Quels sont ces points inavouables du programme ? Dans l’immédiat, une réforme fiscale pour endiguer la crise économique des ménages de la classe ouvrière par l’annulation de la dette d’éducation et un revenu d’urgence universel. À moyen terme, une réduction du temps de travail, un nouveau système de retraite sans AFP, un fonds de santé universel et un système national de soins, ainsi que la modification des conditions de négociation collective par les syndicats et la garantie du droit de grève. A long terme, jeter les bases d’une transition écologique où la renationalisation des matières premières est complétée par une réorientation de la matrice productive dans un cadre de solidarité et d’intégration régionale.
Mais parallèlement, le nouveau gouvernement devra répondre à deux demandes urgentes de secteurs qui n’appartiennent pas à sa coalition, mais qui l’ont soutenu au second tour. La liberté des prisonniers politiques mapuches et de la révolte, et le droit à un avortement libre, légal, sûr et gratuit. Les deux revendications ont des initiatives parlementaires qui ont été bloquées par la droite et le centre-gauche. Le gouvernement de M. Boric a la responsabilité historique de réparer les violations systématiques des droits de l’homme passées et présentes, et d’établir un cadre de liberté sexuelle et de justice reproductive qui représente des avancées claires pour le mouvement féministe et les communautés LGBTQI+.
Il devient donc inévitable que les diverses forces politiques et sociales, à l’intérieur et à l’extérieur de la Convention constitutionnelle, se réunissent dans une alliance qui rassemble les mouvements qui ont soutenu les mobilisations féministes, étudiantes, territoriales et syndicales de ces dernières décennies, et qui intègre l’archipel de la gauche radicale dans une activité de masse qui convertit son potentiel militant, qui a tant contribué à ces mêmes mouvements sociaux, en capacité politique du peuple et pas seulement de petits groupes.
Cette alliance populaire aura une tâche difficile : affronter la nouvelle droite radicalisée et son désir de revanche anti-populaire. Cette confrontation aura lieu dans la rue et s’appuiera sur les leçons d’autodéfense apprises il y a plusieurs décennies, et plus récemment pendant la révolte. Mais la manière la plus durable de stopper l’ultra-droite est de gagner sa base populaire potentielle à un projet de transformation anticapitaliste et féministe, et cela passe par la conquête de meilleures conditions de vie et de lutte, en bloquant la voie à l’offre d’une sortie de crise conservatrice. Le fascisme est également combattu sur le terrain de la vie quotidienne de la classe ouvrière plurinationale au Chili.

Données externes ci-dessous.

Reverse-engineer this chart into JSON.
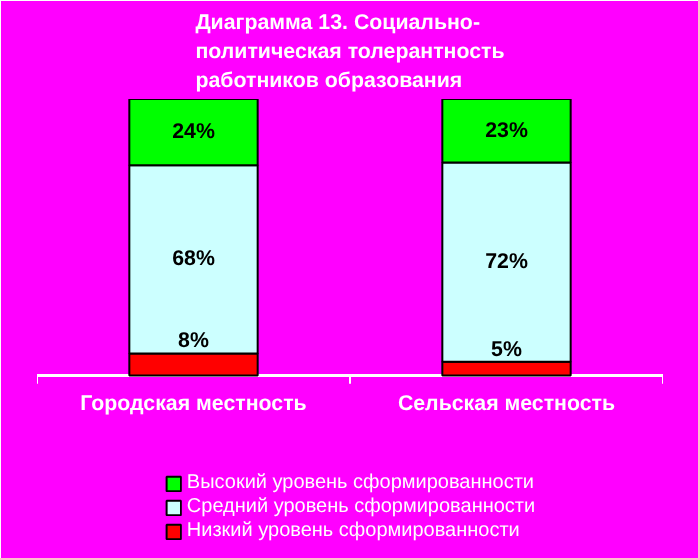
{
  "chart_data": {
    "type": "bar",
    "stacked": true,
    "title": "Диаграмма 13. Социально-\nполитическая толерантность\nработников образования",
    "categories": [
      "Городская местность",
      "Сельская местность"
    ],
    "series": [
      {
        "name": "Низкий уровень сформированности",
        "color": "#ff0000",
        "values": [
          8,
          5
        ],
        "value_labels": [
          "8%",
          "5%"
        ]
      },
      {
        "name": "Средний уровень сформированности",
        "color": "#ccffff",
        "values": [
          68,
          72
        ],
        "value_labels": [
          "68%",
          "72%"
        ]
      },
      {
        "name": "Высокий уровень сформированности",
        "color": "#00ff00",
        "values": [
          24,
          23
        ],
        "value_labels": [
          "24%",
          "23%"
        ]
      }
    ],
    "legend": "bottom"
  }
}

Mais, surtout, cette confluence politique et sociale a l’opportunité de devenir la force qui donne un soutien territorial à la rédaction et à l’approbation de la nouvelle Constitution lors du plébiscite de sortie en 2022, et qui peut corriger les hésitations du nouveau gouvernement dans les moments cruciaux de la réalisation du programme. Avec un Congrès bloqué, sans majorité claire, ce qui fera pencher la balance à ces moments-là sera, comme dimanche dernier, la mobilisation populaire. L’indépendance politique et l’orientation programmatique de cette mobilisation seront la clé de ce nouveau cycle.
21 décembre 2021
Pablo Abufom est militant de Solidaridad et éditeur de la Revista Posiciones.